C code and Stage 1 Go code share the file descriptor table thanks to CLONE_FILES, this is equivalent of doing that with threads but between two processes.
My guess would be that the FUSE mount point doesn't have allow_other option set to permit apptainer suid to access the mount point and get a permission denied when using $PWD/dist/cvmfs/atlas.cern.ch/repo/containers/fs/singularity/x86_64-centos7 as current directory. Maybe we have to also adjust FS uid/gid with setfsuid/setfsgid calls
Thanks! You are correct: if I add user_allow_other to /etc/fuse.conf and add ,allow_other to the cvmfs2 -o list inside of mountrepo, it does not get Permission denied.

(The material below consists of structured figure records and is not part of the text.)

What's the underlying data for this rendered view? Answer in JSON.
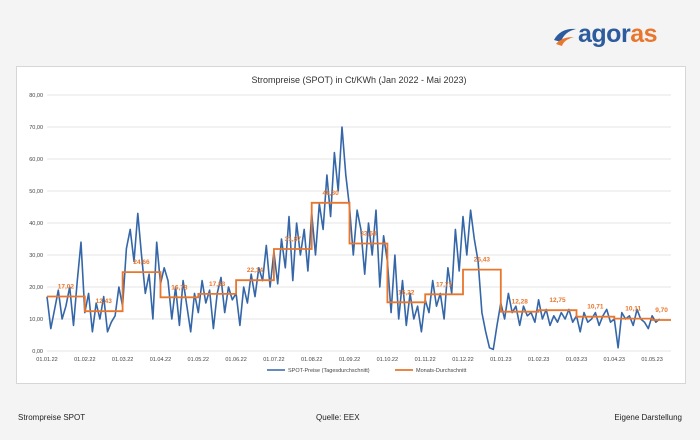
{
  "brand": {
    "logo_part1": "agor",
    "logo_part2": "as",
    "primary_color": "#2c5b9e",
    "accent_color": "#e8762c"
  },
  "footer": {
    "left": "Strompreise SPOT",
    "center": "Quelle: EEX",
    "right": "Eigene Darstellung"
  },
  "chart_data": {
    "type": "line",
    "title": "Strompreise (SPOT) in Ct/KWh (Jan 2022 - Mai 2023)",
    "xlabel": "",
    "ylabel": "",
    "ylim": [
      0,
      80
    ],
    "yticks": [
      0,
      10,
      20,
      30,
      40,
      50,
      60,
      70,
      80
    ],
    "ytick_labels": [
      "0,00",
      "10,00",
      "20,00",
      "30,00",
      "40,00",
      "50,00",
      "60,00",
      "70,00",
      "80,00"
    ],
    "xlim": [
      0,
      16.5
    ],
    "xtick_labels": [
      "01.01.22",
      "01.02.22",
      "01.03.22",
      "01.04.22",
      "01.05.22",
      "01.06.22",
      "01.07.22",
      "01.08.22",
      "01.09.22",
      "01.10.22",
      "01.11.22",
      "01.12.22",
      "01.01.23",
      "01.02.23",
      "01.03.23",
      "01.04.23",
      "01.05.23"
    ],
    "grid": true,
    "legend_position": "bottom",
    "series": [
      {
        "name": "SPOT-Preise (Tagesdurchschnitt)",
        "color": "#3466a8",
        "points": [
          [
            0.0,
            17
          ],
          [
            0.1,
            7
          ],
          [
            0.2,
            13
          ],
          [
            0.3,
            19
          ],
          [
            0.4,
            10
          ],
          [
            0.5,
            14
          ],
          [
            0.6,
            20
          ],
          [
            0.7,
            8
          ],
          [
            0.8,
            22
          ],
          [
            0.9,
            34
          ],
          [
            1.0,
            12
          ],
          [
            1.1,
            18
          ],
          [
            1.2,
            6
          ],
          [
            1.3,
            15
          ],
          [
            1.4,
            10
          ],
          [
            1.5,
            17
          ],
          [
            1.6,
            6
          ],
          [
            1.7,
            9
          ],
          [
            1.8,
            11
          ],
          [
            1.9,
            20
          ],
          [
            2.0,
            14
          ],
          [
            2.1,
            32
          ],
          [
            2.2,
            38
          ],
          [
            2.3,
            28
          ],
          [
            2.4,
            43
          ],
          [
            2.5,
            30
          ],
          [
            2.6,
            18
          ],
          [
            2.7,
            24
          ],
          [
            2.8,
            10
          ],
          [
            2.9,
            34
          ],
          [
            3.0,
            21
          ],
          [
            3.1,
            26
          ],
          [
            3.2,
            22
          ],
          [
            3.3,
            10
          ],
          [
            3.4,
            20
          ],
          [
            3.5,
            8
          ],
          [
            3.6,
            22
          ],
          [
            3.7,
            14
          ],
          [
            3.8,
            6
          ],
          [
            3.9,
            18
          ],
          [
            4.0,
            12
          ],
          [
            4.1,
            22
          ],
          [
            4.2,
            15
          ],
          [
            4.3,
            19
          ],
          [
            4.4,
            7
          ],
          [
            4.5,
            18
          ],
          [
            4.6,
            23
          ],
          [
            4.7,
            12
          ],
          [
            4.8,
            20
          ],
          [
            4.9,
            16
          ],
          [
            5.0,
            18
          ],
          [
            5.1,
            8
          ],
          [
            5.2,
            20
          ],
          [
            5.3,
            15
          ],
          [
            5.4,
            24
          ],
          [
            5.5,
            17
          ],
          [
            5.6,
            26
          ],
          [
            5.7,
            22
          ],
          [
            5.8,
            33
          ],
          [
            5.9,
            20
          ],
          [
            6.0,
            31
          ],
          [
            6.1,
            21
          ],
          [
            6.2,
            35
          ],
          [
            6.3,
            26
          ],
          [
            6.4,
            42
          ],
          [
            6.5,
            22
          ],
          [
            6.6,
            40
          ],
          [
            6.7,
            30
          ],
          [
            6.8,
            38
          ],
          [
            6.9,
            25
          ],
          [
            7.0,
            43
          ],
          [
            7.1,
            30
          ],
          [
            7.2,
            46
          ],
          [
            7.3,
            38
          ],
          [
            7.4,
            55
          ],
          [
            7.5,
            42
          ],
          [
            7.6,
            62
          ],
          [
            7.7,
            50
          ],
          [
            7.8,
            70
          ],
          [
            7.9,
            55
          ],
          [
            8.0,
            45
          ],
          [
            8.1,
            30
          ],
          [
            8.2,
            44
          ],
          [
            8.3,
            38
          ],
          [
            8.4,
            24
          ],
          [
            8.5,
            40
          ],
          [
            8.6,
            30
          ],
          [
            8.7,
            44
          ],
          [
            8.8,
            20
          ],
          [
            8.9,
            36
          ],
          [
            9.0,
            28
          ],
          [
            9.1,
            12
          ],
          [
            9.2,
            30
          ],
          [
            9.3,
            10
          ],
          [
            9.4,
            22
          ],
          [
            9.5,
            8
          ],
          [
            9.6,
            18
          ],
          [
            9.7,
            10
          ],
          [
            9.8,
            14
          ],
          [
            9.9,
            6
          ],
          [
            10.0,
            16
          ],
          [
            10.1,
            12
          ],
          [
            10.2,
            22
          ],
          [
            10.3,
            14
          ],
          [
            10.4,
            18
          ],
          [
            10.5,
            10
          ],
          [
            10.6,
            26
          ],
          [
            10.7,
            18
          ],
          [
            10.8,
            38
          ],
          [
            10.9,
            25
          ],
          [
            11.0,
            42
          ],
          [
            11.1,
            30
          ],
          [
            11.2,
            44
          ],
          [
            11.3,
            35
          ],
          [
            11.4,
            28
          ],
          [
            11.5,
            12
          ],
          [
            11.6,
            6
          ],
          [
            11.7,
            1
          ],
          [
            11.8,
            0.5
          ],
          [
            11.9,
            8
          ],
          [
            12.0,
            15
          ],
          [
            12.1,
            10
          ],
          [
            12.2,
            18
          ],
          [
            12.3,
            12
          ],
          [
            12.4,
            14
          ],
          [
            12.5,
            8
          ],
          [
            12.6,
            14
          ],
          [
            12.7,
            11
          ],
          [
            12.8,
            12
          ],
          [
            12.9,
            9
          ],
          [
            13.0,
            16
          ],
          [
            13.1,
            10
          ],
          [
            13.2,
            13
          ],
          [
            13.3,
            8
          ],
          [
            13.4,
            11
          ],
          [
            13.5,
            9
          ],
          [
            13.6,
            12
          ],
          [
            13.7,
            10
          ],
          [
            13.8,
            13
          ],
          [
            13.9,
            9
          ],
          [
            14.0,
            11
          ],
          [
            14.1,
            6
          ],
          [
            14.2,
            12
          ],
          [
            14.3,
            9
          ],
          [
            14.4,
            10
          ],
          [
            14.5,
            12
          ],
          [
            14.6,
            8
          ],
          [
            14.7,
            11
          ],
          [
            14.8,
            13
          ],
          [
            14.9,
            9
          ],
          [
            15.0,
            10
          ],
          [
            15.1,
            1
          ],
          [
            15.2,
            12
          ],
          [
            15.3,
            10
          ],
          [
            15.4,
            11
          ],
          [
            15.5,
            8
          ],
          [
            15.6,
            13
          ],
          [
            15.7,
            10
          ],
          [
            15.8,
            9
          ],
          [
            15.9,
            7
          ],
          [
            16.0,
            11
          ],
          [
            16.1,
            9
          ],
          [
            16.2,
            10
          ]
        ]
      },
      {
        "name": "Monats-Durchschnitt",
        "color": "#e8762c",
        "months": [
          [
            0,
            1,
            17.02
          ],
          [
            1,
            2,
            12.43
          ],
          [
            2,
            3,
            24.66
          ],
          [
            3,
            4,
            16.78
          ],
          [
            4,
            5,
            17.83
          ],
          [
            5,
            6,
            22.14
          ],
          [
            6,
            7,
            31.87
          ],
          [
            7,
            8,
            46.3
          ],
          [
            8,
            9,
            33.58
          ],
          [
            9,
            10,
            15.22
          ],
          [
            10,
            11,
            17.71
          ],
          [
            11,
            12,
            25.43
          ],
          [
            12,
            13,
            12.28
          ],
          [
            13,
            14,
            12.75
          ],
          [
            14,
            15,
            10.71
          ],
          [
            15,
            16,
            10.11
          ],
          [
            16,
            16.5,
            9.7
          ]
        ]
      }
    ],
    "annotations": [
      "17,02",
      "12,43",
      "24,66",
      "16,78",
      "17,83",
      "22,14",
      "31,87",
      "46,30",
      "33,58",
      "15,22",
      "17,71",
      "25,43",
      "12,28",
      "12,75",
      "10,71",
      "10,11",
      "9,70"
    ]
  }
}
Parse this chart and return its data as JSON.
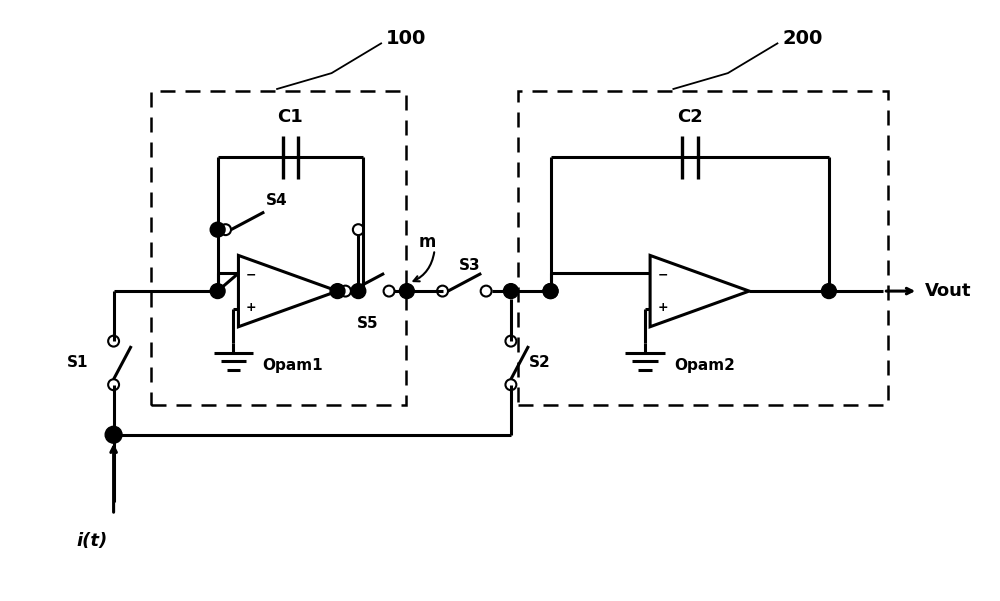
{
  "background_color": "#ffffff",
  "line_color": "#000000",
  "line_width": 2.2,
  "fig_width": 10.0,
  "fig_height": 6.01,
  "label_100": "100",
  "label_200": "200",
  "label_C1": "C1",
  "label_C2": "C2",
  "label_S1": "S1",
  "label_S2": "S2",
  "label_S3": "S3",
  "label_S4": "S4",
  "label_S5": "S5",
  "label_m": "m",
  "label_opam1": "Opam1",
  "label_opam2": "Opam2",
  "label_vout": "Vout",
  "label_it": "i(t)"
}
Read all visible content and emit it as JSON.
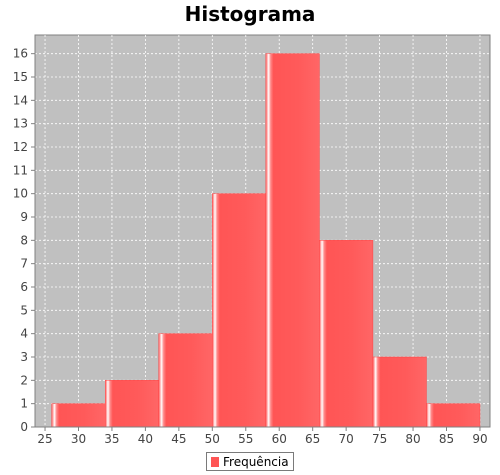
{
  "chart_data": {
    "type": "bar",
    "title": "Histograma",
    "xlabel": "",
    "ylabel": "",
    "bins": [
      {
        "start": 26.0,
        "end": 34.0,
        "count": 1
      },
      {
        "start": 34.0,
        "end": 42.0,
        "count": 2
      },
      {
        "start": 42.0,
        "end": 50.0,
        "count": 4
      },
      {
        "start": 50.0,
        "end": 58.0,
        "count": 10
      },
      {
        "start": 58.0,
        "end": 66.0,
        "count": 16
      },
      {
        "start": 66.0,
        "end": 74.0,
        "count": 8
      },
      {
        "start": 74.0,
        "end": 82.0,
        "count": 3
      },
      {
        "start": 82.0,
        "end": 90.0,
        "count": 1
      }
    ],
    "series": [
      {
        "name": "Frequência",
        "values": [
          1,
          2,
          4,
          10,
          16,
          8,
          3,
          1
        ]
      }
    ],
    "xlim": [
      23.5,
      91.5
    ],
    "ylim": [
      0,
      16.8
    ],
    "x_ticks": [
      25,
      30,
      35,
      40,
      45,
      50,
      55,
      60,
      65,
      70,
      75,
      80,
      85,
      90
    ],
    "y_ticks": [
      0,
      1,
      2,
      3,
      4,
      5,
      6,
      7,
      8,
      9,
      10,
      11,
      12,
      13,
      14,
      15,
      16
    ],
    "grid": true,
    "legend_position": "bottom",
    "colors": {
      "bar": "#ff5555",
      "bar_highlight": "#ffffff",
      "plot_background": "#c0c0c0",
      "grid": "#ffffff"
    }
  }
}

Is there anything that apptainer could do to avoid this without setting allow_other? Is it running as root at the time, and might it work to drop privileges before doing fchdir?
Oh but the strace shows that the effective uid is the user. That's probably what you meant about trying setfsuid/setfsgid. Might that make it work without setting allow_other?
In the suid case, privilege are dropped and fsuid/fsgid should be set to current user as euid is corresponding to the current user, so this is strange, you also mentioned:
We have only seen this happening when using mode 1
What does it mean technically ? Is there a user namespace involved ? Also can you access the FUSE mount point without apptainer ?
No user namespace is involved in cvmfsexec mode 1. It just uses fusermount. Yes the FUSE mount point can be accessed on the host, by any process of the person who did the mount.